Pascal gave me the freedom to know that the ultimate goal is not certainty. If I am interested in a relationship with the living God, He is the Truth that i seek, not the mental assuredness of some set of statements or propositions.
On this day after Pascal’s birthday, I wanted to share a couple of things that Pascal taught me about “certainty” and how it has made a difference in my life.
On November 23, 1654, when he was 31 years old, Pascal experienced what has come to be known as his “Night of Fire.” I quote the beginning here, but the whole thing Is worth reading (I’ll include a link in the comments):
“God of Abraham, God of Isaac, God of Jacob! not of philosophers and scholars.
Certainty, certainty, heartfelt joy, peace.”
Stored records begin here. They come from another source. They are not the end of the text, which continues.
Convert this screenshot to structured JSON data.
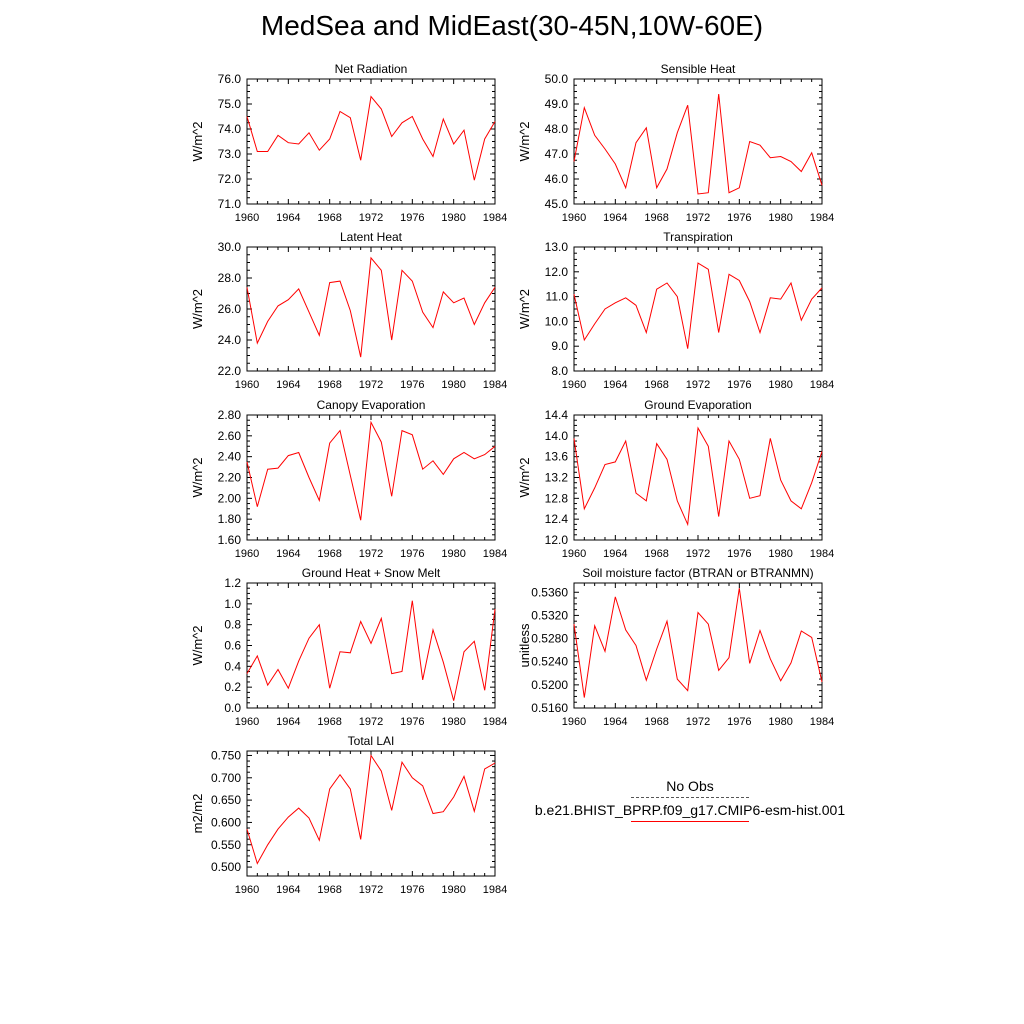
{
  "title": "MedSea and MidEast(30-45N,10W-60E)",
  "colors": {
    "series": "#ff0000",
    "obs": "#555555",
    "axis": "#000000"
  },
  "legend": {
    "obs_label": "No Obs",
    "model_label": "b.e21.BHIST_BPRP.f09_g17.CMIP6-esm-hist.001"
  },
  "chart_data": [
    {
      "type": "line",
      "title": "Net Radiation",
      "ylabel": "W/m^2",
      "xlim": [
        1960,
        1984
      ],
      "ylim": [
        71.0,
        76.0
      ],
      "xticks": [
        "1960",
        "1964",
        "1968",
        "1972",
        "1976",
        "1980",
        "1984"
      ],
      "yticks": [
        "71.0",
        "72.0",
        "73.0",
        "74.0",
        "75.0",
        "76.0"
      ],
      "x": [
        1960,
        1961,
        1962,
        1963,
        1964,
        1965,
        1966,
        1967,
        1968,
        1969,
        1970,
        1971,
        1972,
        1973,
        1974,
        1975,
        1976,
        1977,
        1978,
        1979,
        1980,
        1981,
        1982,
        1983,
        1984
      ],
      "series": [
        {
          "name": "b.e21.BHIST_BPRP.f09_g17.CMIP6-esm-hist.001",
          "values": [
            74.5,
            73.1,
            73.1,
            73.75,
            73.45,
            73.4,
            73.85,
            73.15,
            73.6,
            74.7,
            74.45,
            72.75,
            75.3,
            74.8,
            73.7,
            74.25,
            74.5,
            73.6,
            72.9,
            74.4,
            73.4,
            73.95,
            71.95,
            73.6,
            74.3
          ]
        }
      ]
    },
    {
      "type": "line",
      "title": "Sensible Heat",
      "ylabel": "W/m^2",
      "xlim": [
        1960,
        1984
      ],
      "ylim": [
        45.0,
        50.0
      ],
      "xticks": [
        "1960",
        "1964",
        "1968",
        "1972",
        "1976",
        "1980",
        "1984"
      ],
      "yticks": [
        "45.0",
        "46.0",
        "47.0",
        "48.0",
        "49.0",
        "50.0"
      ],
      "x": [
        1960,
        1961,
        1962,
        1963,
        1964,
        1965,
        1966,
        1967,
        1968,
        1969,
        1970,
        1971,
        1972,
        1973,
        1974,
        1975,
        1976,
        1977,
        1978,
        1979,
        1980,
        1981,
        1982,
        1983,
        1984
      ],
      "series": [
        {
          "name": "b.e21.BHIST_BPRP.f09_g17.CMIP6-esm-hist.001",
          "values": [
            46.7,
            48.85,
            47.75,
            47.2,
            46.6,
            45.65,
            47.45,
            48.05,
            45.65,
            46.4,
            47.85,
            48.95,
            45.4,
            45.45,
            49.4,
            45.45,
            45.65,
            47.5,
            47.35,
            46.85,
            46.9,
            46.7,
            46.3,
            47.05,
            45.75
          ]
        }
      ]
    },
    {
      "type": "line",
      "title": "Latent Heat",
      "ylabel": "W/m^2",
      "xlim": [
        1960,
        1984
      ],
      "ylim": [
        22.0,
        30.0
      ],
      "xticks": [
        "1960",
        "1964",
        "1968",
        "1972",
        "1976",
        "1980",
        "1984"
      ],
      "yticks": [
        "22.0",
        "24.0",
        "26.0",
        "28.0",
        "30.0"
      ],
      "x": [
        1960,
        1961,
        1962,
        1963,
        1964,
        1965,
        1966,
        1967,
        1968,
        1969,
        1970,
        1971,
        1972,
        1973,
        1974,
        1975,
        1976,
        1977,
        1978,
        1979,
        1980,
        1981,
        1982,
        1983,
        1984
      ],
      "series": [
        {
          "name": "b.e21.BHIST_BPRP.f09_g17.CMIP6-esm-hist.001",
          "values": [
            27.4,
            23.8,
            25.2,
            26.2,
            26.6,
            27.3,
            25.8,
            24.3,
            27.7,
            27.8,
            25.9,
            22.9,
            29.3,
            28.5,
            24.0,
            28.5,
            27.8,
            25.8,
            24.8,
            27.1,
            26.4,
            26.7,
            25.0,
            26.4,
            27.4
          ]
        }
      ]
    },
    {
      "type": "line",
      "title": "Transpiration",
      "ylabel": "W/m^2",
      "xlim": [
        1960,
        1984
      ],
      "ylim": [
        8.0,
        13.0
      ],
      "xticks": [
        "1960",
        "1964",
        "1968",
        "1972",
        "1976",
        "1980",
        "1984"
      ],
      "yticks": [
        "8.0",
        "9.0",
        "10.0",
        "11.0",
        "12.0",
        "13.0"
      ],
      "x": [
        1960,
        1961,
        1962,
        1963,
        1964,
        1965,
        1966,
        1967,
        1968,
        1969,
        1970,
        1971,
        1972,
        1973,
        1974,
        1975,
        1976,
        1977,
        1978,
        1979,
        1980,
        1981,
        1982,
        1983,
        1984
      ],
      "series": [
        {
          "name": "b.e21.BHIST_BPRP.f09_g17.CMIP6-esm-hist.001",
          "values": [
            11.1,
            9.25,
            9.9,
            10.5,
            10.75,
            10.95,
            10.65,
            9.55,
            11.3,
            11.55,
            11.0,
            8.9,
            12.35,
            12.1,
            9.55,
            11.9,
            11.65,
            10.8,
            9.55,
            10.95,
            10.9,
            11.55,
            10.05,
            10.9,
            11.35
          ]
        }
      ]
    },
    {
      "type": "line",
      "title": "Canopy Evaporation",
      "ylabel": "W/m^2",
      "xlim": [
        1960,
        1984
      ],
      "ylim": [
        1.6,
        2.8
      ],
      "xticks": [
        "1960",
        "1964",
        "1968",
        "1972",
        "1976",
        "1980",
        "1984"
      ],
      "yticks": [
        "1.60",
        "1.80",
        "2.00",
        "2.20",
        "2.40",
        "2.60",
        "2.80"
      ],
      "x": [
        1960,
        1961,
        1962,
        1963,
        1964,
        1965,
        1966,
        1967,
        1968,
        1969,
        1970,
        1971,
        1972,
        1973,
        1974,
        1975,
        1976,
        1977,
        1978,
        1979,
        1980,
        1981,
        1982,
        1983,
        1984
      ],
      "series": [
        {
          "name": "b.e21.BHIST_BPRP.f09_g17.CMIP6-esm-hist.001",
          "values": [
            2.35,
            1.92,
            2.28,
            2.29,
            2.41,
            2.44,
            2.2,
            1.98,
            2.53,
            2.65,
            2.22,
            1.79,
            2.73,
            2.54,
            2.02,
            2.65,
            2.61,
            2.28,
            2.36,
            2.23,
            2.38,
            2.44,
            2.38,
            2.42,
            2.5
          ]
        }
      ]
    },
    {
      "type": "line",
      "title": "Ground Evaporation",
      "ylabel": "W/m^2",
      "xlim": [
        1960,
        1984
      ],
      "ylim": [
        12.0,
        14.4
      ],
      "xticks": [
        "1960",
        "1964",
        "1968",
        "1972",
        "1976",
        "1980",
        "1984"
      ],
      "yticks": [
        "12.0",
        "12.4",
        "12.8",
        "13.2",
        "13.6",
        "14.0",
        "14.4"
      ],
      "x": [
        1960,
        1961,
        1962,
        1963,
        1964,
        1965,
        1966,
        1967,
        1968,
        1969,
        1970,
        1971,
        1972,
        1973,
        1974,
        1975,
        1976,
        1977,
        1978,
        1979,
        1980,
        1981,
        1982,
        1983,
        1984
      ],
      "series": [
        {
          "name": "b.e21.BHIST_BPRP.f09_g17.CMIP6-esm-hist.001",
          "values": [
            13.95,
            12.6,
            13.0,
            13.45,
            13.5,
            13.9,
            12.9,
            12.75,
            13.85,
            13.55,
            12.75,
            12.3,
            14.15,
            13.8,
            12.45,
            13.9,
            13.55,
            12.8,
            12.85,
            13.95,
            13.15,
            12.75,
            12.6,
            13.1,
            13.7
          ]
        }
      ]
    },
    {
      "type": "line",
      "title": "Ground Heat + Snow Melt",
      "ylabel": "W/m^2",
      "xlim": [
        1960,
        1984
      ],
      "ylim": [
        0.0,
        1.2
      ],
      "xticks": [
        "1960",
        "1964",
        "1968",
        "1972",
        "1976",
        "1980",
        "1984"
      ],
      "yticks": [
        "0.0",
        "0.2",
        "0.4",
        "0.6",
        "0.8",
        "1.0",
        "1.2"
      ],
      "x": [
        1960,
        1961,
        1962,
        1963,
        1964,
        1965,
        1966,
        1967,
        1968,
        1969,
        1970,
        1971,
        1972,
        1973,
        1974,
        1975,
        1976,
        1977,
        1978,
        1979,
        1980,
        1981,
        1982,
        1983,
        1984
      ],
      "series": [
        {
          "name": "b.e21.BHIST_BPRP.f09_g17.CMIP6-esm-hist.001",
          "values": [
            0.33,
            0.5,
            0.22,
            0.37,
            0.19,
            0.45,
            0.67,
            0.8,
            0.19,
            0.54,
            0.53,
            0.83,
            0.62,
            0.86,
            0.33,
            0.35,
            1.03,
            0.27,
            0.75,
            0.44,
            0.07,
            0.54,
            0.64,
            0.17,
            0.95
          ]
        }
      ]
    },
    {
      "type": "line",
      "title": "Soil moisture factor (BTRAN or BTRANMN)",
      "ylabel": "unitless",
      "xlim": [
        1960,
        1984
      ],
      "ylim": [
        0.516,
        0.5376
      ],
      "xticks": [
        "1960",
        "1964",
        "1968",
        "1972",
        "1976",
        "1980",
        "1984"
      ],
      "yticks": [
        "0.5160",
        "0.5200",
        "0.5240",
        "0.5280",
        "0.5320",
        "0.5360"
      ],
      "x": [
        1960,
        1961,
        1962,
        1963,
        1964,
        1965,
        1966,
        1967,
        1968,
        1969,
        1970,
        1971,
        1972,
        1973,
        1974,
        1975,
        1976,
        1977,
        1978,
        1979,
        1980,
        1981,
        1982,
        1983,
        1984
      ],
      "series": [
        {
          "name": "b.e21.BHIST_BPRP.f09_g17.CMIP6-esm-hist.001",
          "values": [
            0.5305,
            0.5178,
            0.5302,
            0.5258,
            0.5352,
            0.5295,
            0.5268,
            0.5208,
            0.5262,
            0.531,
            0.521,
            0.519,
            0.5325,
            0.5305,
            0.5225,
            0.5247,
            0.5367,
            0.5237,
            0.5294,
            0.5245,
            0.5207,
            0.5238,
            0.5293,
            0.5282,
            0.5205
          ]
        }
      ]
    },
    {
      "type": "line",
      "title": "Total LAI",
      "ylabel": "m2/m2",
      "xlim": [
        1960,
        1984
      ],
      "ylim": [
        0.48,
        0.76
      ],
      "xticks": [
        "1960",
        "1964",
        "1968",
        "1972",
        "1976",
        "1980",
        "1984"
      ],
      "yticks": [
        "0.500",
        "0.550",
        "0.600",
        "0.650",
        "0.700",
        "0.750"
      ],
      "x": [
        1960,
        1961,
        1962,
        1963,
        1964,
        1965,
        1966,
        1967,
        1968,
        1969,
        1970,
        1971,
        1972,
        1973,
        1974,
        1975,
        1976,
        1977,
        1978,
        1979,
        1980,
        1981,
        1982,
        1983,
        1984
      ],
      "series": [
        {
          "name": "b.e21.BHIST_BPRP.f09_g17.CMIP6-esm-hist.001",
          "values": [
            0.585,
            0.508,
            0.55,
            0.585,
            0.612,
            0.632,
            0.61,
            0.56,
            0.675,
            0.707,
            0.675,
            0.562,
            0.75,
            0.715,
            0.627,
            0.735,
            0.7,
            0.682,
            0.62,
            0.624,
            0.657,
            0.703,
            0.625,
            0.72,
            0.733
          ]
        }
      ]
    }
  ]
}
At the time of my life when I started reading Pascal in earnest, I had already had my “Night of Fire” – a moment when I experienced God’s overwhelming peace. It was a moment of transcendent certainty that He was there and that I knew Him much in the way that Pascal described Him – not as a God who was a theological idea, but the living God who had been faithful through the ages.
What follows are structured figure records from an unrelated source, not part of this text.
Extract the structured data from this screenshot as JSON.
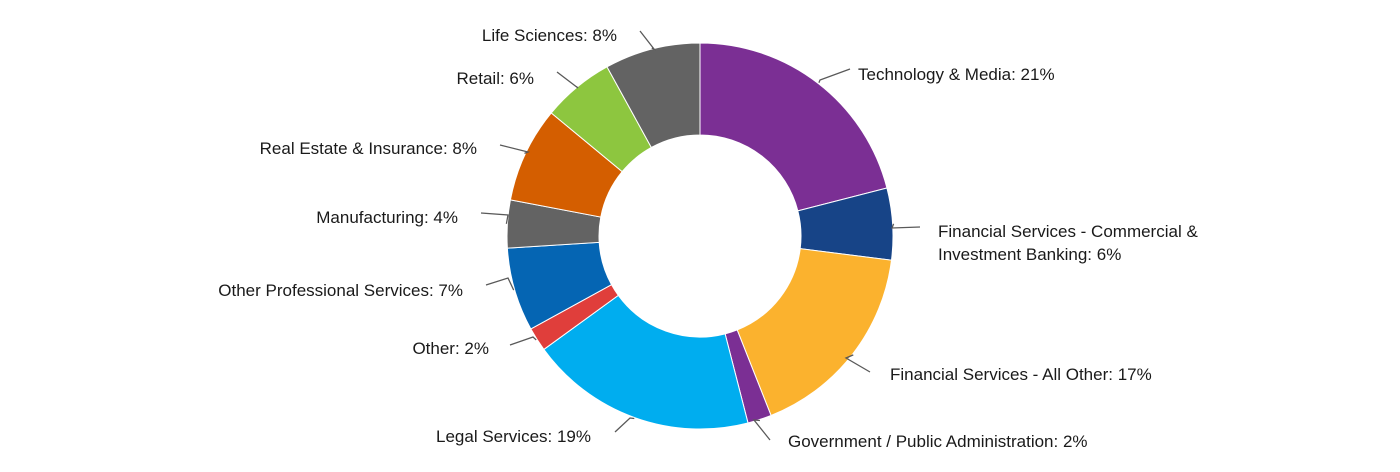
{
  "chart_data": {
    "type": "pie",
    "title": "",
    "donut": true,
    "unit": "%",
    "slices": [
      {
        "label": "Technology & Media: 21%",
        "value": 21,
        "color": "#7b2f94"
      },
      {
        "label": "Financial Services - Commercial & Investment Banking: 6%",
        "lines": [
          "Financial Services - Commercial &",
          "Investment Banking: 6%"
        ],
        "value": 6,
        "color": "#174487"
      },
      {
        "label": "Financial Services - All Other: 17%",
        "value": 17,
        "color": "#fbb22e"
      },
      {
        "label": "Government / Public Administration: 2%",
        "value": 2,
        "color": "#7b2f94"
      },
      {
        "label": "Legal Services: 19%",
        "value": 19,
        "color": "#00adef"
      },
      {
        "label": "Other: 2%",
        "value": 2,
        "color": "#e03e3b"
      },
      {
        "label": "Other Professional Services: 7%",
        "value": 7,
        "color": "#0565b3"
      },
      {
        "label": "Manufacturing: 4%",
        "value": 4,
        "color": "#636363"
      },
      {
        "label": "Real Estate & Insurance: 8%",
        "value": 8,
        "color": "#d45e00"
      },
      {
        "label": "Retail: 6%",
        "value": 6,
        "color": "#8dc63f"
      },
      {
        "label": "Life Sciences: 8%",
        "value": 8,
        "color": "#636363"
      }
    ]
  }
}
That time for me (which I talked about in a blog posting last year) became a moment to remember, but in the seven years from then until my time of studying Pascal, I came to realize its limitations. I could try to recall or even recreate that feeling of certainty. I even memorialized it with a stone that I picked up that day. Pascal did the same by keeping a copy of what he wrote sewn in his jacket pocket until his untimely death in 1662. But thinking back on an event does not duplicate the experience, much as we sometimes try.
What my study of Pascal’s life and writings taught me was that, despite these fleeting openings to the transcendent, the attempt to achieve a lasting certainty is an illusion. Living as a human being means living without guarantees. Every step we take, every decision we make, takes place under conditions of uncertainty. I had been convinced through my reading of the work of Christian apologists that I should be able to achieve certain knowledge about God and the reality of who Jesus was. Even now, there is a long train of arguments that seem to communicate that if we use our reason properly and investigate the evidence without preconceived notions (as if that could be achieved!) then we will unfailingly arrive at the truth – at certain knowledge. It never seemed to work that way for me. There was never enough evidence to make me feel as certain as I felt like people were saying that a Christian should be. And at times it made me despair.
Pascal helped me see things in a new way. For while he talked of certainty, his sense certainty has a different feel to it. He made clear that our use of reason falls short of the kind of certainty we want. As a mathematician, he knew the ways that geometry constructed proofs, which could contain a sense of certainty because it refused anything that was not built on clear definitions and previously demonstrated (proven) propositions. However, he also recognized that our world was not like this. The actions, interaction, the principles and evidence that one must sort through to come to a decision are not capable of being exhaustively cataloged. We cannot attain to intellectual certainty with our feeble, finite minds.
And so Pascal said, in one of his famous lines:
“The last proceeding of reason is to recognise that there is an infinity of things which are beyond it. It is but feeble if it does not see so far as to know this.”
And thus, he says, in another place:
“The heart has its reasons, which reason does not know.”
Pascal gave me the freedom to know that the ultimate goal is not certainty. If I am interested in a relationship with the living God, He is the Truth that i seek, not the mental assuredness of some set of statements or propositions.